So, coming from that point of view, while I completely agree that women who choose (or need) to work should enjoy the same opportunities for career advancement that men do, I think equal emphasis should be given to increasing the respect that we, as a society, have for the roles that women have traditionally played. That way, women can be women (whatever that means to them; as a man, I cannot speak to this) and be respected as equals.

As an example of what I mean by respecting the roles that women have traditionally played: at the company where I work, we recently had two women give birth. They had _NO_ maternity leave. Any time they took off was either sick time, vacation time, or unpaid. To me, this is unacceptable.

So, to go back to my earlier point, it is important that these two women have the same career opportunities as men, but I think it's equally important that we respect their roles as mothers by creating an environment where they can spend an adequate amount of time with their newborns, without having to worry about whether or not the bills will get payed.

Note: I am a straight, white, and male. I have not been thinking about these issues for a long time, so please elevate me if I'm getting things wrong.


Why do people submit print versions to a website where people will be reading it on a screen? I shouldn't have to download a Readability extension to get your submission to have a reasonable line width.


And if the submitter hadn't, there would be someone else asking for a print view because they don't like the pagination, or the ads, or the lack of reasonable line width.

The idea with print view is that everything is on one page and as minimal as possible to allow you to focus on the content. Everyone has their own view about it, as your comment shows.


> Everyone has their own view about it

I disagree. There's a lot of research on this issue, and they nearly all conclude the same thing.

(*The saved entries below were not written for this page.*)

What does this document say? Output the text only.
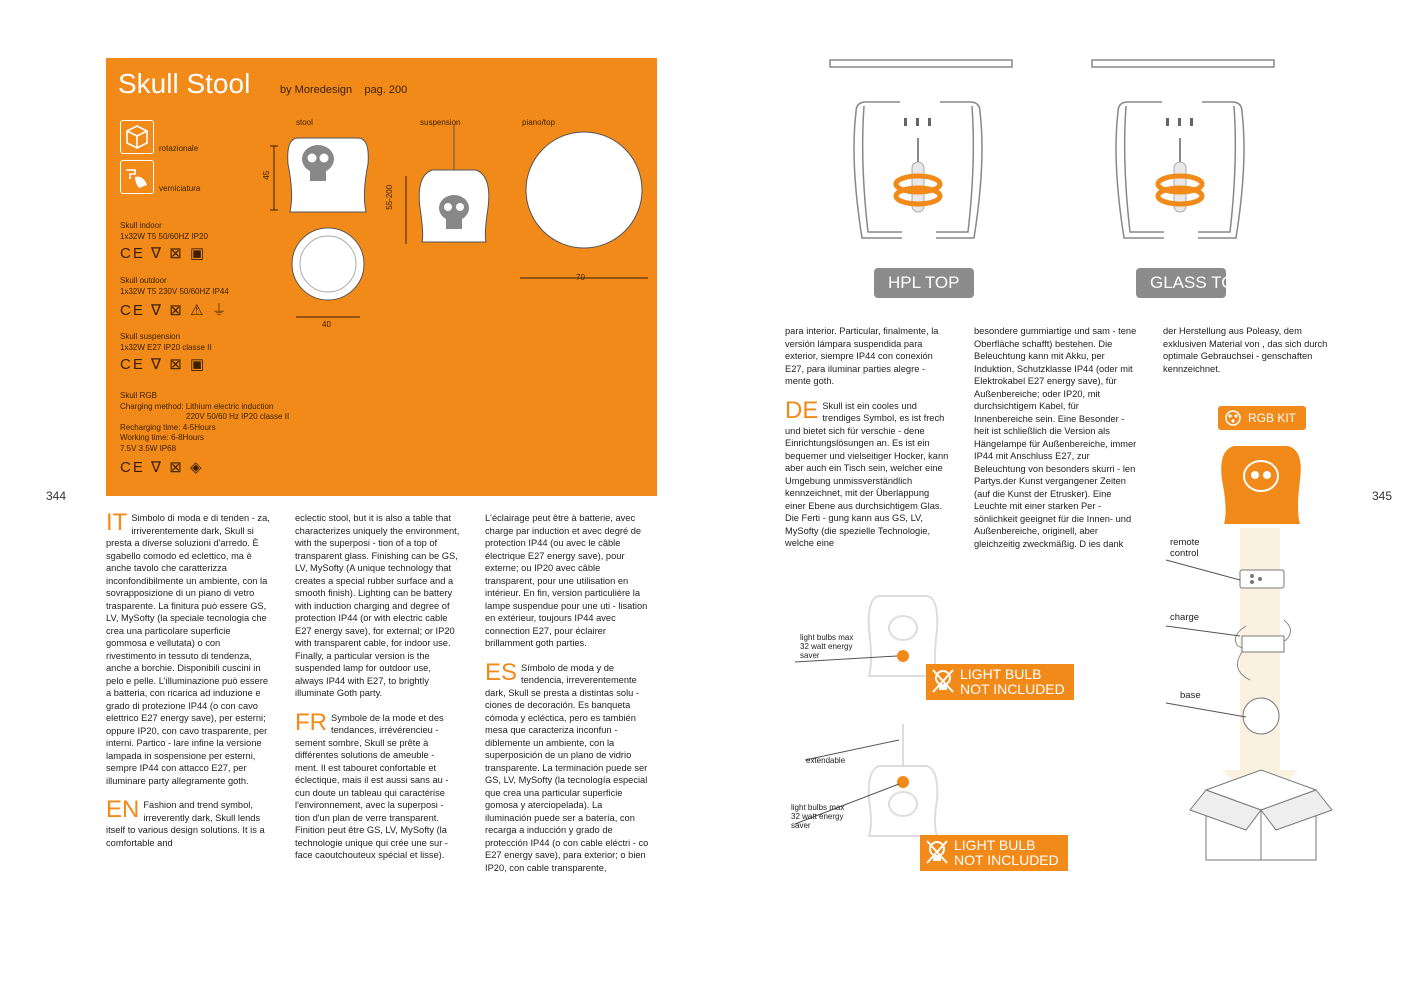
344
Skull Stool	by Moredesign pag. 200
rotazionale
verniciatura
Skull indoor
1x32W T5 50/60HZ IP20
CE ∇ ⊠ ▣
Skull outdoor
1x32W T5 230V 50/60HZ IP44
CE ∇ ⊠ ⚠ ⏚
Skull suspension
1x32W E27 IP20 classe II
CE ∇ ⊠ ▣
Skull RGB
Charging method: Lithium electric induction
220V 50/60 Hz IP20 classe II
Recharging time: 4-5Hours
Working time: 6-8Hours
7.5V 3.5W IP68
CE ∇ ⊠ ◈
stool	suspension	piano/top
45
40
55-200
70

IT Simbolo di moda e di tenden - za, irriverentemente dark, Skull si presta a diverse soluzioni d'arredo. È sgabello comodo ed eclettico, ma è anche tavolo che caratterizza inconfondibilmente un ambiente, con la sovrapposizione di un piano di vetro trasparente. La finitura può essere GS, LV, MySofty (la speciale tecnologia che crea una particolare superficie gommosa e vellutata) o con rivestimento in tessuto di tendenza, anche a borchie. Disponibili cuscini in pelo e pelle. L'illuminazione può essere a batteria, con ricarica ad induzione e grado di protezione IP44 (o con cavo elettrico E27 energy save), per esterni; oppure IP20, con cavo trasparente, per interni. Partico - lare infine la versione lampada in sospensione per esterni, sempre IP44 con attacco E27, per illuminare party allegramente goth.

EN Fashion and trend symbol, irreverently dark, Skull lends itself to various design solutions. It is a comfortable and

eclectic stool, but it is also a table that characterizes uniquely the environment, with the superposi - tion of a top of transparent glass. Finishing can be GS, LV, MySofty (A unique technology that creates a special rubber surface and a smooth finish). Lighting can be battery with induction charging and degree of protection IP44 (or with electric cable E27 energy save), for external; or IP20 with transparent cable, for indoor use. Finally, a particular version is the suspended lamp for outdoor use, always IP44 with E27, to brightly illuminate Goth party.

FR Symbole de la mode et des tendances, irrévérenciеu - sement sombre, Skull se prête à différentes solutions de ameuble - ment. Il est tabouret confortable et éclectique, mais il est aussi sans au - cun doute un tableau qui caractérise l'environnement, avec la superposi - tion d'un plan de verre transparent. Finition peut être GS, LV, MySofty (la technologie unique qui crée une sur - face caoutchouteux spécial et lisse).

L'éclairage peut être à batterie, avec charge par induction et avec degré de protection IP44 (ou avec le câble électrique E27 energy save), pour externe; ou IP20 avec câble transparent, pour une utilisation en intérieur. En fin, version particulière la lampe suspendue pour une uti - lisation en extérieur, toujours IP44 avec connection E27, pour éclairer brillamment goth parties.

ES Símbolo de moda y de tendencia, irreverentemente dark, Skull se presta a distintas solu - ciones de decoración. Es banqueta cómoda y ecléctica, pero es también mesa que caracteriza inconfun - diblemente un ambiente, con la superposición de un plano de vidrio transparente. La terminación puede ser GS, LV, MySofty (la tecnología especial que crea una particular superficie gomosa y aterciopelada). La iluminación puede ser a batería, con recarga a inducción y grado de protección IP44 (o con cable eléctri - co E27 energy save), para exterior; o bien IP20, con cable transparente,

345
HPL TOP	GLASS TOP

para interior. Particular, finalmente, la versión lámpara suspendida para exterior, siempre IP44 con conexión E27, para iluminar parties alegre - mente goth.

DE Skull ist ein cooles und trendiges Symbol, es ist frech und bietet sich für verschie - dene Einrichtungslösungen an. Es ist ein bequemer und vielseitiger Hocker, kann aber auch ein Tisch sein, welcher eine Umgebung unmissverständlich kennzeichnet, mit der Überlappung einer Ebene aus durchsichtigem Glas. Die Ferti - gung kann aus GS, LV, MySofty (die spezielle Technologie, welche eine

besondere gummiartige und sam - tene Oberfläche schafft) bestehen. Die Beleuchtung kann mit Akku, per Induktion, Schutzklasse IP44 (oder mit Elektrokabel E27 energy save), für Außenbereiche; oder IP20, mit durchsichtigem Kabel, für Innenbereiche sein. Eine Besonder - heit ist schließlich die Version als Hängelampe für Außenbereiche, immer IP44 mit Anschluss E27, zur Beleuchtung von besonders skurri - len Partys.der Kunst vergangener Zeiten (auf die Kunst der Etrusker). Eine Leuchte mit einer starken Per - sönlichkeit geeignet für die Innen- und Außenbereiche, originell, aber gleichzeitig zweckmäßig. D ies dank

der Herstellung aus Poleasy, dem exklusiven Material von , das sich durch optimale Gebrauchsei - genschaften kennzeichnet.

light bulbs max 32 watt energy saver
LIGHT BULB NOT INCLUDED
extendable
light bulbs max 32 watt energy saver
LIGHT BULB NOT INCLUDED
RGB KIT
remote control
charge
base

Here's an example: http://baymard.com/blog/line-length-readability

Most humans don't like screen-width columns.


That wasn't exactly my point. My point was that a significant number of people would prefer to have the non-paginated, advertisement-free version of the article. Others would rather have the layout that the site was intended to use.

Whether or not people actually like screen-width reading, some prefer to see this format and will ask for it much in the same way others will ask to not see it.


The difference is that someone can easily find a print button on a screen version, but not the reverse.


Because sometimes the full versions are nigh unreadable, split into multiple pages (which don't interact properly with the back button), with popups and share buttons and a bunch of CPU-sucking flash ads in the middle of the text.

I'm not exaggerating: http://www.washingtonpost.com/opinions/why-women-should-embr...


Usually so it's all on one page


Submitter here. The original article was on four or five pages, loaded with ads and links, and may have also had the same readability problem that you experienced. Sorry it's hard to read on your device, but there's not much I can do.



Because the screen version is not as readable on a screen as the print version.